Così racconta Pierre Chaunu nel suo contributo al volume dedicato alla memoria di Israël Salvador Révah:

Un giorno che, timido com'ero, dovetti sembrare un po' stupito della sicurezza con la quale aveva tagliato corto sull'appartenenza di uno dei suoi espatriati [...] al «criptogiudaismo», mi disse [Révah]: «Non possono esserci dubbi: è stato condannato». «Dall'Inquisizione?» gli domandai, e la risposta schioccò, perentoria, senza ammettere repliche: «Sì. E l'Inquisizione non sbaglia mai».

L'Inquisizione non sbaglia mai.

Restai immobile, con la bocca aperta e gli occhi spalancati, finché un attimo dopo [...] ripresi timorosamente la questione con un tono interrogativo: «L'Inquisizione non sbaglia mai?» No. Categoricamente. Révah era un buon maestro. [...] Il dubbio che aveva insinuato nel mio spirito avrebbe presto lasciato spazio alla certezza.

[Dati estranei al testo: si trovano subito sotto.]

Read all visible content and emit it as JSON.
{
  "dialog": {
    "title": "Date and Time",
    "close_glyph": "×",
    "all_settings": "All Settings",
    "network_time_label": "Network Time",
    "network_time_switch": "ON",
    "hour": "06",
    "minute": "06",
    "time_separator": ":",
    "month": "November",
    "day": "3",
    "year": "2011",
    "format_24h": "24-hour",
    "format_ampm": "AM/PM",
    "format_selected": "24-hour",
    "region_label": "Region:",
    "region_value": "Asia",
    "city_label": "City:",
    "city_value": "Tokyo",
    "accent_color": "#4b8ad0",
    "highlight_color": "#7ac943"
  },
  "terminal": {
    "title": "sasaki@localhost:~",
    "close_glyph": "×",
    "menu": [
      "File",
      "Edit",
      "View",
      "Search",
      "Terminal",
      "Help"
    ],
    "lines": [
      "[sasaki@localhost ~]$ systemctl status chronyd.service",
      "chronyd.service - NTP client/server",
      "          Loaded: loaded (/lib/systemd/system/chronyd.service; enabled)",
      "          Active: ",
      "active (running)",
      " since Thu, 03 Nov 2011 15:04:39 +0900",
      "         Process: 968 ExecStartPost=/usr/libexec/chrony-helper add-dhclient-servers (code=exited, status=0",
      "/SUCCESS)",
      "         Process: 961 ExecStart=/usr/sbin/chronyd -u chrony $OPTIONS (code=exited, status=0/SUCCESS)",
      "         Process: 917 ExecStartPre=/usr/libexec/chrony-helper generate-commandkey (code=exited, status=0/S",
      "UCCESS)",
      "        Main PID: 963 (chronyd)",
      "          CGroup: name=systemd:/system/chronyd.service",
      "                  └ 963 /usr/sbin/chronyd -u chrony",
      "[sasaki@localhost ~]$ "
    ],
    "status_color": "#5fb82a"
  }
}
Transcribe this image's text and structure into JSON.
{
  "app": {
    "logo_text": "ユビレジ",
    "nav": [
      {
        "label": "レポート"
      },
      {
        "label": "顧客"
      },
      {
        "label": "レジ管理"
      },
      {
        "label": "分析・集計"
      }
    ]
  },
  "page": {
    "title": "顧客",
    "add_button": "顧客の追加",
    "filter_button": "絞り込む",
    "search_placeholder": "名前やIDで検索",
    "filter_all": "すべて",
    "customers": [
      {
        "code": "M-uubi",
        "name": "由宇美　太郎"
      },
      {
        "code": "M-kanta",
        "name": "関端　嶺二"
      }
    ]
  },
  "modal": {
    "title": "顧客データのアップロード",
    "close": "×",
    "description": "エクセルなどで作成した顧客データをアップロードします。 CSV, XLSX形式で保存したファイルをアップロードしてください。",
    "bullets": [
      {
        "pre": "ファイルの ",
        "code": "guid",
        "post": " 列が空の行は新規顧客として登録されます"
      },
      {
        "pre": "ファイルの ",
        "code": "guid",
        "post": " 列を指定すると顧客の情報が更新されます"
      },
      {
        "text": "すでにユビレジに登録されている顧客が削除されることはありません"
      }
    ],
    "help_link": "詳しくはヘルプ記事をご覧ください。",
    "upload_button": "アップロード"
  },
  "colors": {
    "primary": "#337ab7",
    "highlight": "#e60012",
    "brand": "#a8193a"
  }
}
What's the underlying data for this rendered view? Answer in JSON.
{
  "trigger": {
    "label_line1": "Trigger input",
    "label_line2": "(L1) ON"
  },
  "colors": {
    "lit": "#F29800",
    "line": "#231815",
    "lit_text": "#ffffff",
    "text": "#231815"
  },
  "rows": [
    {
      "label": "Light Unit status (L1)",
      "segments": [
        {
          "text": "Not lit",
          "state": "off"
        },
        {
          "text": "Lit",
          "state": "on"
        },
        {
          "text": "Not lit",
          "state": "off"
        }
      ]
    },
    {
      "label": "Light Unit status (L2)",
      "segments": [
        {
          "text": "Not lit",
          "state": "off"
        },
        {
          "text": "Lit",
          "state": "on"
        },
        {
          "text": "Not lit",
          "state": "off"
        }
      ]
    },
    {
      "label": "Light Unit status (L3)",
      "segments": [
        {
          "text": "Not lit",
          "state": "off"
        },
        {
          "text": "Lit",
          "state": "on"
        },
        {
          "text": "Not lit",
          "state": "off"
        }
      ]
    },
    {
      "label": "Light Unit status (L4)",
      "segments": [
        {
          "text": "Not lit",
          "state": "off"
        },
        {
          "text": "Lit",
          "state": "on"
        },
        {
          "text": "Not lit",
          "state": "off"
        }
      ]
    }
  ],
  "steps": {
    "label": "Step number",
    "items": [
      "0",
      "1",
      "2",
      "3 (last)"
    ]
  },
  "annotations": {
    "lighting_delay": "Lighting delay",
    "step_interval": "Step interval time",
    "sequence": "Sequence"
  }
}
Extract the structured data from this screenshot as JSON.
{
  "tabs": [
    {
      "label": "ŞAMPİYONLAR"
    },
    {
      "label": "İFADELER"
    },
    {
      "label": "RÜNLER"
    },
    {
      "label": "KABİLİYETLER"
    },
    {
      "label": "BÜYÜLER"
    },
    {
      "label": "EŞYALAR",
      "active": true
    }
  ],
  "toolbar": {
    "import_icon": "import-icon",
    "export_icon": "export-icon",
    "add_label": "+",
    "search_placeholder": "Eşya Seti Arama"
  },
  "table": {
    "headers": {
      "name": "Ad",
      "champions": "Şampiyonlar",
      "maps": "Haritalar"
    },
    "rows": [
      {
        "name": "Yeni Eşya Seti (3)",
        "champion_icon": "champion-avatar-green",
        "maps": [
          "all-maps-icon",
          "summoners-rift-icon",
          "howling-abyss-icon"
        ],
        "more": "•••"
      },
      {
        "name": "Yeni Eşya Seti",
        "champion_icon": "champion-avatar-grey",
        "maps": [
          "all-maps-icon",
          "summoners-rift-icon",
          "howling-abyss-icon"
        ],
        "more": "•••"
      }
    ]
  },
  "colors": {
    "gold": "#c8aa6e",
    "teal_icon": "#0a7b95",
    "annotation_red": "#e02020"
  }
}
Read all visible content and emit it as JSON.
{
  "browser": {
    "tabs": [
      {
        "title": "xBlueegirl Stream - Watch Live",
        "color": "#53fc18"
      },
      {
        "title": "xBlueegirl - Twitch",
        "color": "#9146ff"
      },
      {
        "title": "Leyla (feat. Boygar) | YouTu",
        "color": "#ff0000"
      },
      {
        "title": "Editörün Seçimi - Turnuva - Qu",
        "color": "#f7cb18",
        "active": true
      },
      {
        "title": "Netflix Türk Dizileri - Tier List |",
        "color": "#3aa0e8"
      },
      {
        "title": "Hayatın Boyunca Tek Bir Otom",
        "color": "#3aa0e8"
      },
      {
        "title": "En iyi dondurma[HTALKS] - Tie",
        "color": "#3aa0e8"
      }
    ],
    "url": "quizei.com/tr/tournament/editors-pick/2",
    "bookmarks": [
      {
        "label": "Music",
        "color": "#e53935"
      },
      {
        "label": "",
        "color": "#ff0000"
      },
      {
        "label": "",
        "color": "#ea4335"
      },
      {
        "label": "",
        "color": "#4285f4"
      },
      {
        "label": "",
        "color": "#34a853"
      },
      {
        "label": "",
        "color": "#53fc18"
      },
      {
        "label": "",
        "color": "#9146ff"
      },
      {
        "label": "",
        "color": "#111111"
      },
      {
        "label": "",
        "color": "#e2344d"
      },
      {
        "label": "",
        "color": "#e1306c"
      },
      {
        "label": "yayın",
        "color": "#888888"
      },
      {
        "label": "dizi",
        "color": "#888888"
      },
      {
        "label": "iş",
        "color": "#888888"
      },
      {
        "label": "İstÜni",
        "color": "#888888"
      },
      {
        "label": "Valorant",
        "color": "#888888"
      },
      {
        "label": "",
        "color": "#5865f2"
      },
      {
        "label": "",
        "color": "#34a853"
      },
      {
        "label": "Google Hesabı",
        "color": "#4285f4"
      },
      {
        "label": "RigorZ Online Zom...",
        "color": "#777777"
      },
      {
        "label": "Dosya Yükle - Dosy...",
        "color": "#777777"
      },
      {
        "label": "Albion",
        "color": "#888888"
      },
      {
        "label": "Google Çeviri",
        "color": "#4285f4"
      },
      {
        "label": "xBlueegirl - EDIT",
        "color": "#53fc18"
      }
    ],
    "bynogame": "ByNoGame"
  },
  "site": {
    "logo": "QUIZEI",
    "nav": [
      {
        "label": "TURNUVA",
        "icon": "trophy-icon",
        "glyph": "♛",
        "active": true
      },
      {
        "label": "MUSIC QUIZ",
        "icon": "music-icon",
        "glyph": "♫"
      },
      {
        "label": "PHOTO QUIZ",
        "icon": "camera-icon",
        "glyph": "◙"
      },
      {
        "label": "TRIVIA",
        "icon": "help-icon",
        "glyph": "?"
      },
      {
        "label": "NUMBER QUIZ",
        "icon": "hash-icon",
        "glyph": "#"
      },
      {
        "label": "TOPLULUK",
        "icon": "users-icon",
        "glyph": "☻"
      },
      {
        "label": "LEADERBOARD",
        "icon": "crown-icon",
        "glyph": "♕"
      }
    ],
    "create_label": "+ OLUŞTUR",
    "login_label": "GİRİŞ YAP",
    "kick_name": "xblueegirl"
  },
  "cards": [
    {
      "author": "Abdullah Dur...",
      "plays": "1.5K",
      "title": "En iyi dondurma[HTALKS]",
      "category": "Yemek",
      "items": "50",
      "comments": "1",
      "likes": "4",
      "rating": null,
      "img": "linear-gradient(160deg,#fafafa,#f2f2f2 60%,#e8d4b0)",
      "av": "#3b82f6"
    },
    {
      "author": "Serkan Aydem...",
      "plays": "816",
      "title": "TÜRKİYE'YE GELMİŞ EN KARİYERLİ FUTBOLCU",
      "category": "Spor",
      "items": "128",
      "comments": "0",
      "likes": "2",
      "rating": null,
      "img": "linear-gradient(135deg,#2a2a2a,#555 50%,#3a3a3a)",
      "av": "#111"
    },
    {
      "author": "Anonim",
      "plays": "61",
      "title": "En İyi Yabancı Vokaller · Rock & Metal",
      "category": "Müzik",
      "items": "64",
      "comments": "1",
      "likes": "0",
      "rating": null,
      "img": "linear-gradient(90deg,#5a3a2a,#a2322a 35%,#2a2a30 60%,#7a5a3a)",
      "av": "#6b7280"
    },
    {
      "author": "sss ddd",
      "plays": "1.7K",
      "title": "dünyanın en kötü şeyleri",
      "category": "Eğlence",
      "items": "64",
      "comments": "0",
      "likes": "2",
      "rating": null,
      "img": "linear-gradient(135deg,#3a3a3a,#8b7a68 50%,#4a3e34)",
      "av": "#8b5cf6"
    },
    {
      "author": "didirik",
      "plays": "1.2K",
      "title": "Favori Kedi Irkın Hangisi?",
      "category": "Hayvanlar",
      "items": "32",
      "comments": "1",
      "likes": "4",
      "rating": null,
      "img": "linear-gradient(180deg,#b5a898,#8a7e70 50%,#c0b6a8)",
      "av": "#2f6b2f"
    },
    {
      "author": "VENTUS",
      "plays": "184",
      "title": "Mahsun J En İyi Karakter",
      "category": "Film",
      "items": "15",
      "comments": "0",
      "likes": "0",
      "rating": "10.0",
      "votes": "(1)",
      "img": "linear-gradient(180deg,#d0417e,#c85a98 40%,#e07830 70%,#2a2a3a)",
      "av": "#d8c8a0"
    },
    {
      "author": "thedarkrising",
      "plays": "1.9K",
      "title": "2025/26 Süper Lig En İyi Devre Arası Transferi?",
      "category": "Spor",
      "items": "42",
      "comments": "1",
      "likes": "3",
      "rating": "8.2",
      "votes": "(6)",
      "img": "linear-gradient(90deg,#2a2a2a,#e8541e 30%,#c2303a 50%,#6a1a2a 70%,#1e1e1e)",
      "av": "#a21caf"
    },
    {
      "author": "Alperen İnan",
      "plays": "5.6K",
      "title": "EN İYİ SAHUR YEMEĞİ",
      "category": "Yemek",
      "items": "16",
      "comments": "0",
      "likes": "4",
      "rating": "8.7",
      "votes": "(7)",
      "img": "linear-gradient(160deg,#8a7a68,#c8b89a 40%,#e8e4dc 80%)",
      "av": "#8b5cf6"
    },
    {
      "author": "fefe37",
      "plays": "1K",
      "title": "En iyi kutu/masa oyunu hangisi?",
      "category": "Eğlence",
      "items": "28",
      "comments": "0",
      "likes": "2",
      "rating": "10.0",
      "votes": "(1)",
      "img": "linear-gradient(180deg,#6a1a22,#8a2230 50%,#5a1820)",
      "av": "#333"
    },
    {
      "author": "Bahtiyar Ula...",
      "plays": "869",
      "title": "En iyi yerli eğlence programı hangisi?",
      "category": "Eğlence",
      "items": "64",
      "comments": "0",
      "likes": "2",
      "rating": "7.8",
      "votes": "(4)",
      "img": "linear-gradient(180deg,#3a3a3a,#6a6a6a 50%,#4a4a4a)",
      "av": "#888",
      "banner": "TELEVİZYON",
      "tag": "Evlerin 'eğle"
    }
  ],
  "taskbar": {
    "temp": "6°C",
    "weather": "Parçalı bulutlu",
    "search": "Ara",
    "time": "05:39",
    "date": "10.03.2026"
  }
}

Perché una simile certezza? L'affermazione di Révah, provocatoria come era nella sua maniera, si riferiva evidentemente alle pratiche rigorose, razionali e decisamente efficaci dei tribunali iberici dell'Inquisizione. In effetti, nel mondo ispanico e portoghese il tribunale del Sant'uffizio appariva come un'istituzione pionieristica e iniziatrice, così come lo era il nemico che per vocazione essa si trovava a combattere. Altrimenti detto, se la condizione marrana e le molteplici trasformazioni (economiche, politiche, intellettuali) indotte dal marranismo hanno grandemente contribuito alla formazione dell'Occidente moderno, lo stesso si può dire degli strumenti instaurati con lo scopo preciso di reprimere l'eresia giudaizzante: la persecuzione inquisitoriale e gli statuti di purezza del sangue rappresentano da questo punto di vista la faccia oscura e tragica, ma non meno innovatrice, della nostra modernità. Più in generale, è ormai difficile dubitare del fatto che le società dell'Europa contemporanea siano il prodotto dell'azione esercitata dall'Illuminismo così come della reazione dell'antilluminismo, che inevitabilmente costituiscono lo sfondo, opposto e complementare, sul quale esse si proiettano. Che un autore come Joseph de Maistre, «antimoderno» per eccellenza, veemente difensore della monarchia assoluta e del diritto divino, rivendichi in una brillante apologia la propria ammirazione per l'opera dell'Inquisizione, possiede una sua profonda coerenza. Dopotutto, seguendo Isaiah Berlin, possiamo considerare questa visione demaistriana, implacabile e premonitoria, come un'anticipazione dei fascismi del nostro tempo. In che cosa dunque le Inquisizioni iberiche prefigurano, per i loro metodi, per le loro dottrine e le loro conseguenze, ciò che noi oggi definiamo sistemi totalitari, di cui è comune individuare l'apogeo nel XX secolo?


*



Ricordiamo che l'Inquisizione, fondata in Spagna nel 1480, poi in Portogallo tra il 1536 e il 1540, ha per oggetto, sin dal suo esordio e per vocazione, l'estirpazione delle credenze e delle pratiche criptogiudaiche, persistenti dopo le ondate di conversioni forzate imposte agli ebrei tra la fine del XIV e la fine del XV secolo. Di fatto, la repressione dell'eresia giudaizzante era considerata un fattore necessario ai fini della tutela della purezza della fede dei nuovi cristiani come dei vecchi cristiani. Ma come si poteva raggiungere un simile risultato? Il mezzo più semplice, quello che gli inquisitori consideravano il più efficace e razionale, consisteva nell'imporre il dominio del terrore. Lo enuncia chiaramente Francisco Peña al momento di ripubblicare, nel 1578, il Directorium inquisitorum (1376) redatto a suo tempo da Nicolau Eymerich:

Bisogna ricordare che la finalità prima del processo e della condanna a morte non è quella di salvare l'anima, bensì di procurare il bene pubblico e di terrorizzare il popolo.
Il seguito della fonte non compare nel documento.